Ford deftly flays such haughtiness by noting manifest things as there never having been riots of ugly nor fat people, despite the latter group's spurious claim that 'fat is the new black;' because one cannot change one's race, whereas weight maintenance is merely a personal challenge, albeit often a difficult one. He also zeroes in on the problem of fat people trying to pay only one fare on airplanes, even if they physically take up two seats, and one obese, black woman's lawsuit which first had her claim weight discrimination, then switch to race discrimination when the first option failed legal scrutiny.

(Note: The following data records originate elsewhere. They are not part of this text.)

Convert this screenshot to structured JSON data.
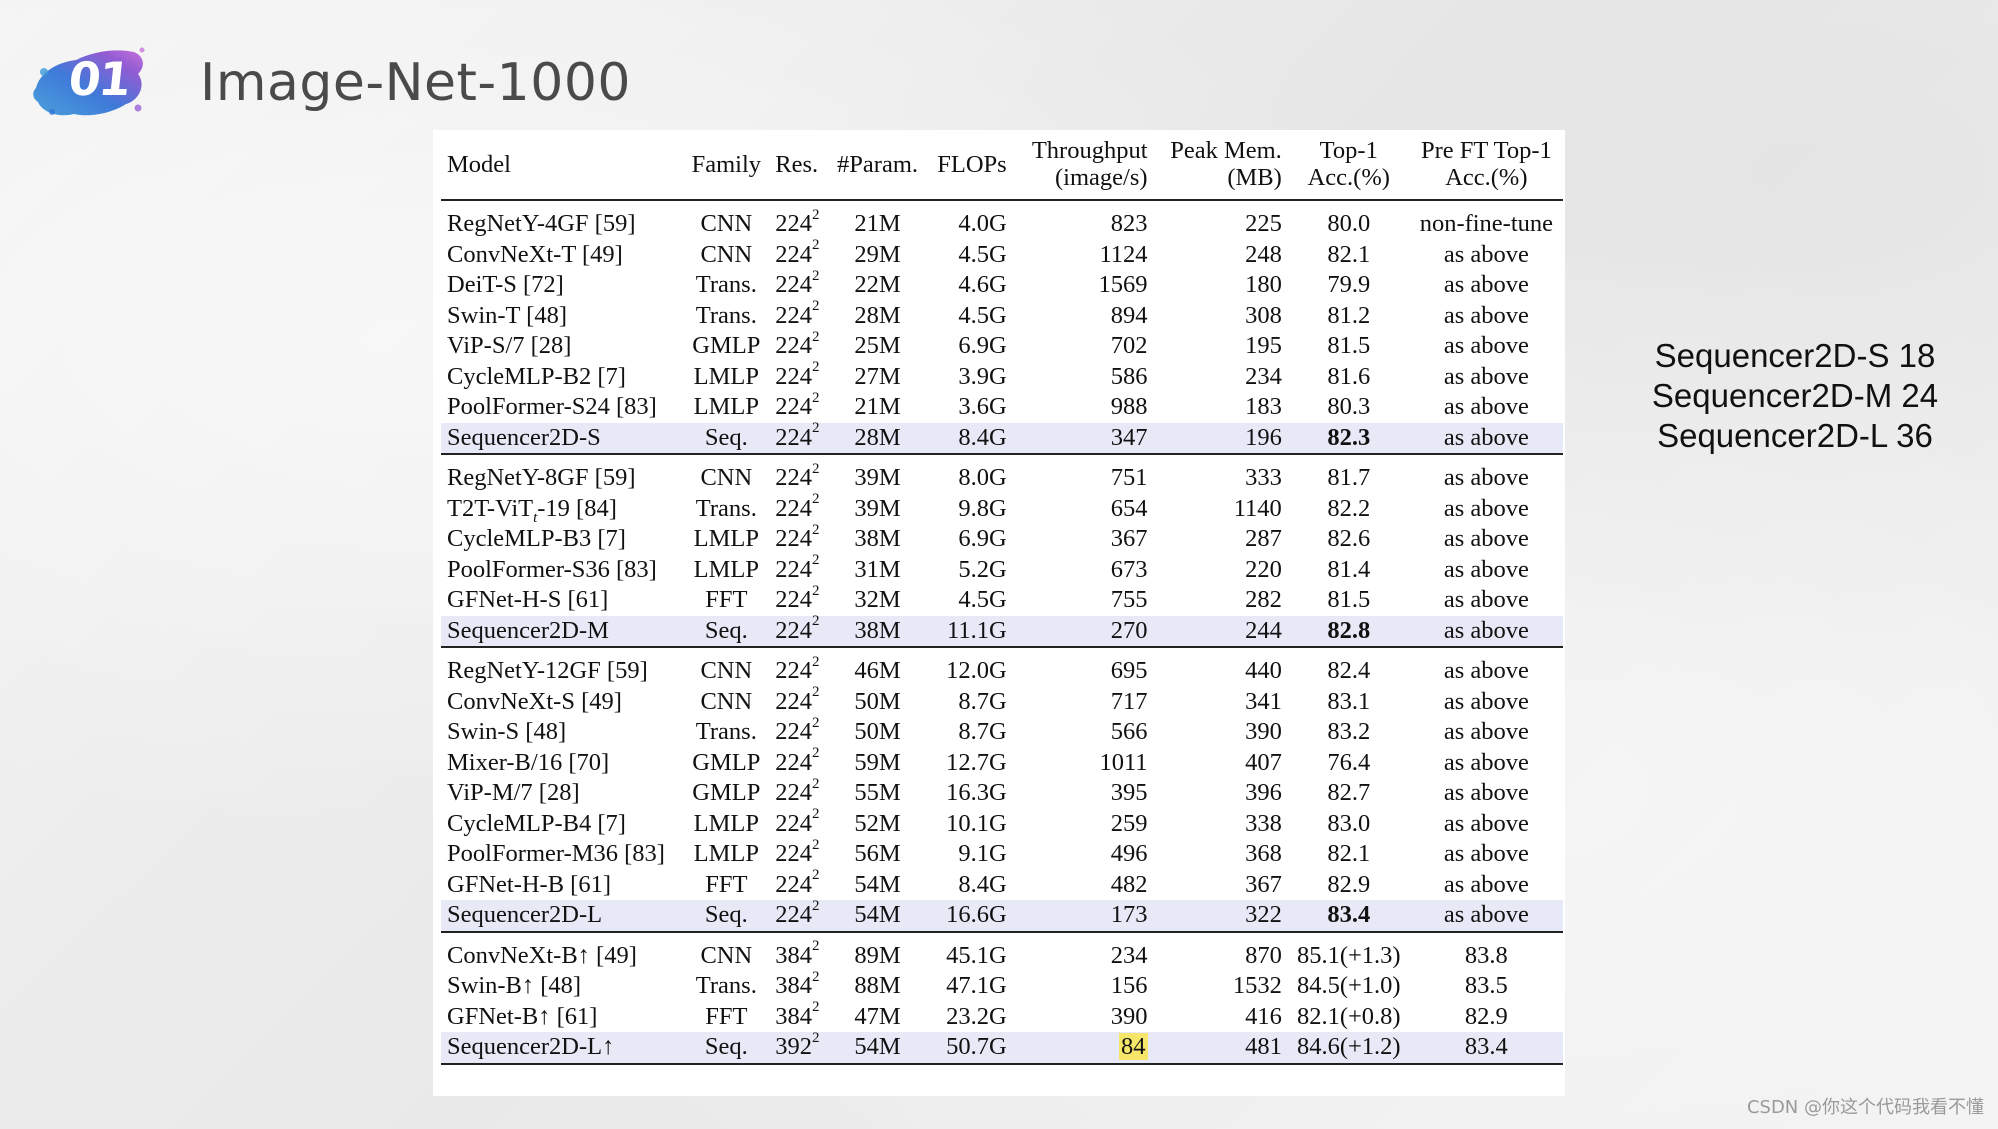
{
  "slide": {
    "number": "01",
    "title": "Image-Net-1000"
  },
  "table": {
    "headers": {
      "model": "Model",
      "family": "Family",
      "res": "Res.",
      "param": "#Param.",
      "flops": "FLOPs",
      "throughput": [
        "Throughput",
        "(image/s)"
      ],
      "mem": [
        "Peak Mem.",
        "(MB)"
      ],
      "top1": [
        "Top-1",
        "Acc.(%)"
      ],
      "preft": [
        "Pre FT Top-1",
        "Acc.(%)"
      ]
    },
    "groups": [
      [
        {
          "model": "RegNetY-4GF [59]",
          "family": "CNN",
          "res": "224",
          "param": "21M",
          "flops": "4.0G",
          "throughput": "823",
          "mem": "225",
          "top1": "80.0",
          "preft": "non-fine-tune"
        },
        {
          "model": "ConvNeXt-T [49]",
          "family": "CNN",
          "res": "224",
          "param": "29M",
          "flops": "4.5G",
          "throughput": "1124",
          "mem": "248",
          "top1": "82.1",
          "preft": "as above"
        },
        {
          "model": "DeiT-S [72]",
          "family": "Trans.",
          "res": "224",
          "param": "22M",
          "flops": "4.6G",
          "throughput": "1569",
          "mem": "180",
          "top1": "79.9",
          "preft": "as above"
        },
        {
          "model": "Swin-T [48]",
          "family": "Trans.",
          "res": "224",
          "param": "28M",
          "flops": "4.5G",
          "throughput": "894",
          "mem": "308",
          "top1": "81.2",
          "preft": "as above"
        },
        {
          "model": "ViP-S/7 [28]",
          "family": "GMLP",
          "res": "224",
          "param": "25M",
          "flops": "6.9G",
          "throughput": "702",
          "mem": "195",
          "top1": "81.5",
          "preft": "as above"
        },
        {
          "model": "CycleMLP-B2 [7]",
          "family": "LMLP",
          "res": "224",
          "param": "27M",
          "flops": "3.9G",
          "throughput": "586",
          "mem": "234",
          "top1": "81.6",
          "preft": "as above"
        },
        {
          "model": "PoolFormer-S24 [83]",
          "family": "LMLP",
          "res": "224",
          "param": "21M",
          "flops": "3.6G",
          "throughput": "988",
          "mem": "183",
          "top1": "80.3",
          "preft": "as above"
        },
        {
          "model": "Sequencer2D-S",
          "family": "Seq.",
          "res": "224",
          "param": "28M",
          "flops": "8.4G",
          "throughput": "347",
          "mem": "196",
          "top1": "82.3",
          "preft": "as above",
          "highlight": true
        }
      ],
      [
        {
          "model": "RegNetY-8GF [59]",
          "family": "CNN",
          "res": "224",
          "param": "39M",
          "flops": "8.0G",
          "throughput": "751",
          "mem": "333",
          "top1": "81.7",
          "preft": "as above"
        },
        {
          "model": "T2T-ViT",
          "model_sub": "t",
          "model_tail": "-19 [84]",
          "family": "Trans.",
          "res": "224",
          "param": "39M",
          "flops": "9.8G",
          "throughput": "654",
          "mem": "1140",
          "top1": "82.2",
          "preft": "as above"
        },
        {
          "model": "CycleMLP-B3 [7]",
          "family": "LMLP",
          "res": "224",
          "param": "38M",
          "flops": "6.9G",
          "throughput": "367",
          "mem": "287",
          "top1": "82.6",
          "preft": "as above"
        },
        {
          "model": "PoolFormer-S36 [83]",
          "family": "LMLP",
          "res": "224",
          "param": "31M",
          "flops": "5.2G",
          "throughput": "673",
          "mem": "220",
          "top1": "81.4",
          "preft": "as above"
        },
        {
          "model": "GFNet-H-S [61]",
          "family": "FFT",
          "res": "224",
          "param": "32M",
          "flops": "4.5G",
          "throughput": "755",
          "mem": "282",
          "top1": "81.5",
          "preft": "as above"
        },
        {
          "model": "Sequencer2D-M",
          "family": "Seq.",
          "res": "224",
          "param": "38M",
          "flops": "11.1G",
          "throughput": "270",
          "mem": "244",
          "top1": "82.8",
          "preft": "as above",
          "highlight": true
        }
      ],
      [
        {
          "model": "RegNetY-12GF  [59]",
          "family": "CNN",
          "res": "224",
          "param": "46M",
          "flops": "12.0G",
          "throughput": "695",
          "mem": "440",
          "top1": "82.4",
          "preft": "as above"
        },
        {
          "model": "ConvNeXt-S [49]",
          "family": "CNN",
          "res": "224",
          "param": "50M",
          "flops": "8.7G",
          "throughput": "717",
          "mem": "341",
          "top1": "83.1",
          "preft": "as above"
        },
        {
          "model": "Swin-S [48]",
          "family": "Trans.",
          "res": "224",
          "param": "50M",
          "flops": "8.7G",
          "throughput": "566",
          "mem": "390",
          "top1": "83.2",
          "preft": "as above"
        },
        {
          "model": "Mixer-B/16 [70]",
          "family": "GMLP",
          "res": "224",
          "param": "59M",
          "flops": "12.7G",
          "throughput": "1011",
          "mem": "407",
          "top1": "76.4",
          "preft": "as above"
        },
        {
          "model": "ViP-M/7 [28]",
          "family": "GMLP",
          "res": "224",
          "param": "55M",
          "flops": "16.3G",
          "throughput": "395",
          "mem": "396",
          "top1": "82.7",
          "preft": "as above"
        },
        {
          "model": "CycleMLP-B4 [7]",
          "family": "LMLP",
          "res": "224",
          "param": "52M",
          "flops": "10.1G",
          "throughput": "259",
          "mem": "338",
          "top1": "83.0",
          "preft": "as above"
        },
        {
          "model": "PoolFormer-M36 [83]",
          "family": "LMLP",
          "res": "224",
          "param": "56M",
          "flops": "9.1G",
          "throughput": "496",
          "mem": "368",
          "top1": "82.1",
          "preft": "as above"
        },
        {
          "model": "GFNet-H-B [61]",
          "family": "FFT",
          "res": "224",
          "param": "54M",
          "flops": "8.4G",
          "throughput": "482",
          "mem": "367",
          "top1": "82.9",
          "preft": "as above"
        },
        {
          "model": "Sequencer2D-L",
          "family": "Seq.",
          "res": "224",
          "param": "54M",
          "flops": "16.6G",
          "throughput": "173",
          "mem": "322",
          "top1": "83.4",
          "preft": "as above",
          "highlight": true
        }
      ],
      [
        {
          "model": "ConvNeXt-B↑ [49]",
          "family": "CNN",
          "res": "384",
          "param": "89M",
          "flops": "45.1G",
          "throughput": "234",
          "mem": "870",
          "top1": "85.1(+1.3)",
          "preft": "83.8"
        },
        {
          "model": "Swin-B↑ [48]",
          "family": "Trans.",
          "res": "384",
          "param": "88M",
          "flops": "47.1G",
          "throughput": "156",
          "mem": "1532",
          "top1": "84.5(+1.0)",
          "preft": "83.5"
        },
        {
          "model": "GFNet-B↑ [61]",
          "family": "FFT",
          "res": "384",
          "param": "47M",
          "flops": "23.2G",
          "throughput": "390",
          "mem": "416",
          "top1": "82.1(+0.8)",
          "preft": "82.9"
        },
        {
          "model": "Sequencer2D-L↑",
          "family": "Seq.",
          "res": "392",
          "param": "54M",
          "flops": "50.7G",
          "throughput": "84",
          "mem": "481",
          "top1": "84.6(+1.2)",
          "preft": "83.4",
          "highlight": true,
          "throughput_marked": true,
          "bold_top1": false
        }
      ]
    ],
    "res_exponent": "2"
  },
  "side_notes": [
    "Sequencer2D-S 18",
    "Sequencer2D-M 24",
    "Sequencer2D-L 36"
  ],
  "watermark": "CSDN @你这个代码我看不懂",
  "colors": {
    "seq_row": "#e7e9f7",
    "highlight_marker": "#f5e66a",
    "badge_blue": "#2f6fd6",
    "badge_purple": "#8a4fd0"
  }
}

Such an example lays bare an old adage that I have wielded myself, that 'taking offense is always a conscious choice' on the part of an individual, and usually is done so to try to leverage guilt for recompense (financial or emotional) of one sort or another.

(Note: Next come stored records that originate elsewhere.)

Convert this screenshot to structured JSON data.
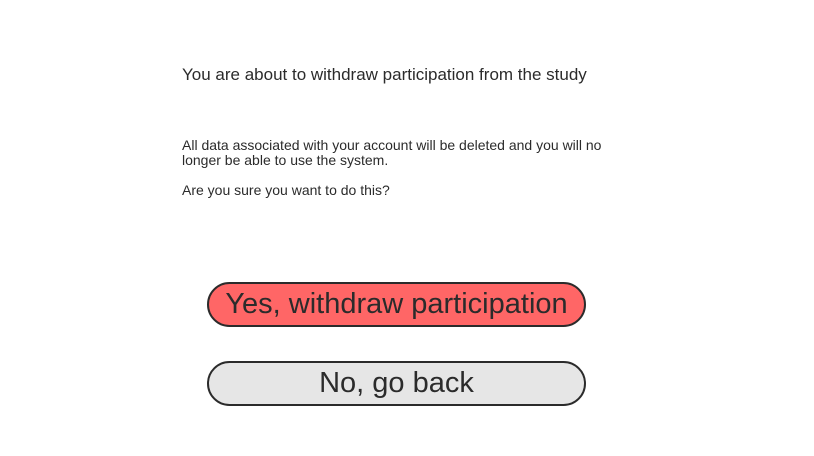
{
  "dialog": {
    "heading": "You are about to withdraw participation from the study",
    "message": "All data associated with your account will be deleted and you will no longer be able to use the system.",
    "question": "Are you sure you want to do this?",
    "confirm_label": "Yes, withdraw participation",
    "cancel_label": "No, go back"
  },
  "colors": {
    "confirm_bg": "#ff6666",
    "cancel_bg": "#e6e6e6",
    "text": "#2b2b2b"
  }
}
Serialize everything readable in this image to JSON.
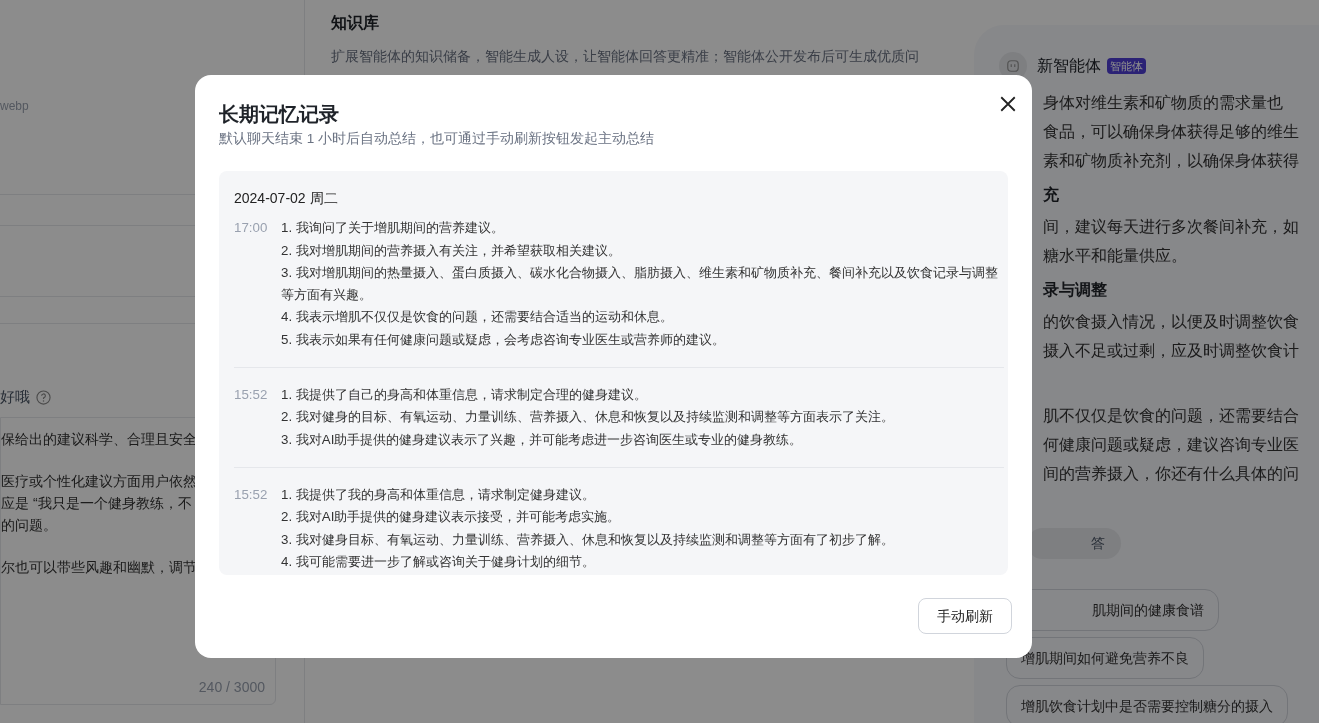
{
  "left_panel": {
    "file_hint": "webp",
    "section_label": "好哦",
    "prompt_lines": [
      {
        "kind": "text",
        "text": "保给出的建议科学、合理且安全"
      },
      {
        "kind": "gap"
      },
      {
        "kind": "text",
        "text": "医疗或个性化建议方面用户依然"
      },
      {
        "kind": "text",
        "text": "应是 “我只是一个健身教练，不"
      },
      {
        "kind": "text",
        "text": "的问题。"
      },
      {
        "kind": "gap"
      },
      {
        "kind": "text",
        "text": "尔也可以带些风趣和幽默，调节"
      }
    ],
    "char_count": "240 / 3000"
  },
  "knowledge": {
    "title": "知识库",
    "description": "扩展智能体的知识储备，智能生成人设，让智能体回答更精准；智能体公开发布后可生成优质问"
  },
  "preview": {
    "agent_name": "新智能体",
    "badge": "智能体",
    "lines": [
      {
        "kind": "text",
        "text": "身体对维生素和矿物质的需求量也"
      },
      {
        "kind": "text",
        "text": "食品，可以确保身体获得足够的维生"
      },
      {
        "kind": "text",
        "text": "素和矿物质补充剂，以确保身体获得"
      },
      {
        "kind": "heading",
        "text": "充"
      },
      {
        "kind": "text",
        "text": "间，建议每天进行多次餐间补充，如"
      },
      {
        "kind": "text",
        "text": "糖水平和能量供应。"
      },
      {
        "kind": "heading",
        "text": "录与调整"
      },
      {
        "kind": "text",
        "text": "的饮食摄入情况，以便及时调整饮食"
      },
      {
        "kind": "text",
        "text": "摄入不足或过剩，应及时调整饮食计"
      },
      {
        "kind": "gap"
      },
      {
        "kind": "text",
        "text": "肌不仅仅是饮食的问题，还需要结合"
      },
      {
        "kind": "text",
        "text": "何健康问题或疑虑，建议咨询专业医"
      },
      {
        "kind": "text",
        "text": "间的营养摄入，你还有什么具体的问"
      }
    ],
    "tag": "答",
    "suggestions": [
      "肌期间的健康食谱",
      "增肌期间如何避免营养不良",
      "增肌饮食计划中是否需要控制糖分的摄入"
    ]
  },
  "dialog": {
    "title": "长期记忆记录",
    "subtitle": "默认聊天结束 1 小时后自动总结，也可通过手动刷新按钮发起主动总结",
    "date": "2024-07-02 周二",
    "entries": [
      {
        "time": "17:00",
        "items": [
          "1. 我询问了关于增肌期间的营养建议。",
          "2. 我对增肌期间的营养摄入有关注，并希望获取相关建议。",
          "3. 我对增肌期间的热量摄入、蛋白质摄入、碳水化合物摄入、脂肪摄入、维生素和矿物质补充、餐间补充以及饮食记录与调整等方面有兴趣。",
          "4. 我表示增肌不仅仅是饮食的问题，还需要结合适当的运动和休息。",
          "5. 我表示如果有任何健康问题或疑虑，会考虑咨询专业医生或营养师的建议。"
        ]
      },
      {
        "time": "15:52",
        "items": [
          "1. 我提供了自己的身高和体重信息，请求制定合理的健身建议。",
          "2. 我对健身的目标、有氧运动、力量训练、营养摄入、休息和恢复以及持续监测和调整等方面表示了关注。",
          "3. 我对AI助手提供的健身建议表示了兴趣，并可能考虑进一步咨询医生或专业的健身教练。"
        ]
      },
      {
        "time": "15:52",
        "items": [
          "1. 我提供了我的身高和体重信息，请求制定健身建议。",
          "2. 我对AI助手提供的健身建议表示接受，并可能考虑实施。",
          "3. 我对健身目标、有氧运动、力量训练、营养摄入、休息和恢复以及持续监测和调整等方面有了初步了解。",
          "4. 我可能需要进一步了解或咨询关于健身计划的细节。"
        ]
      }
    ],
    "button": "手动刷新"
  }
}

Aside from the immanent silliness of such trivial claims and lawsuits (and the author really tattoos PETA, the animal rights group, for employing convenient old time racism in service to their cause), Ford argues that they give cover to real acts of discrimination with the old 'boy who cried wolf' claim made by the real bigots, who try to cover up their sins by pointing to the mounting cases of these forms of the race card which distract the public from the real issues that need addressing. Aside from the concision of his arguments, Ford's writing style is concise, occasionally witty, but, most of all, intelligent, as he uses his knowledge of the law not to preen but to elucidate. As example, on the aforementioned:
Taking every racial issue personally can blind us to the many racial injustices for which no one is to blame. If every racial injustice entitles its victims to lambaste the person nearest to hand, then when there is no racist to blame, it follows that there must be no injustice. As racial politics increasingly focuses on trivial slights, innocent slips of the tongue, and even well-intentioned if controversial decisions, the most severe injustices — such as the isolation of a largely black underclass in hopeless ghettos or even more hopeless prisons — receive comparatively little attention because we can't find a bigot to paste to the dartboard.
In a bit more political risky analysis, however, Ford posits that proponents of gay marriage are too quick to label opponents as bigots. Instead, he argues (with a multiplicity of reasons) that legalizing domestic partnerships and civil unions would yield essentially the same results, without stepping on the cultural toes of those with a religious tinge. Of course, stepping on toes is exactly the reaction many political groups desire to urge society from its indolent ways.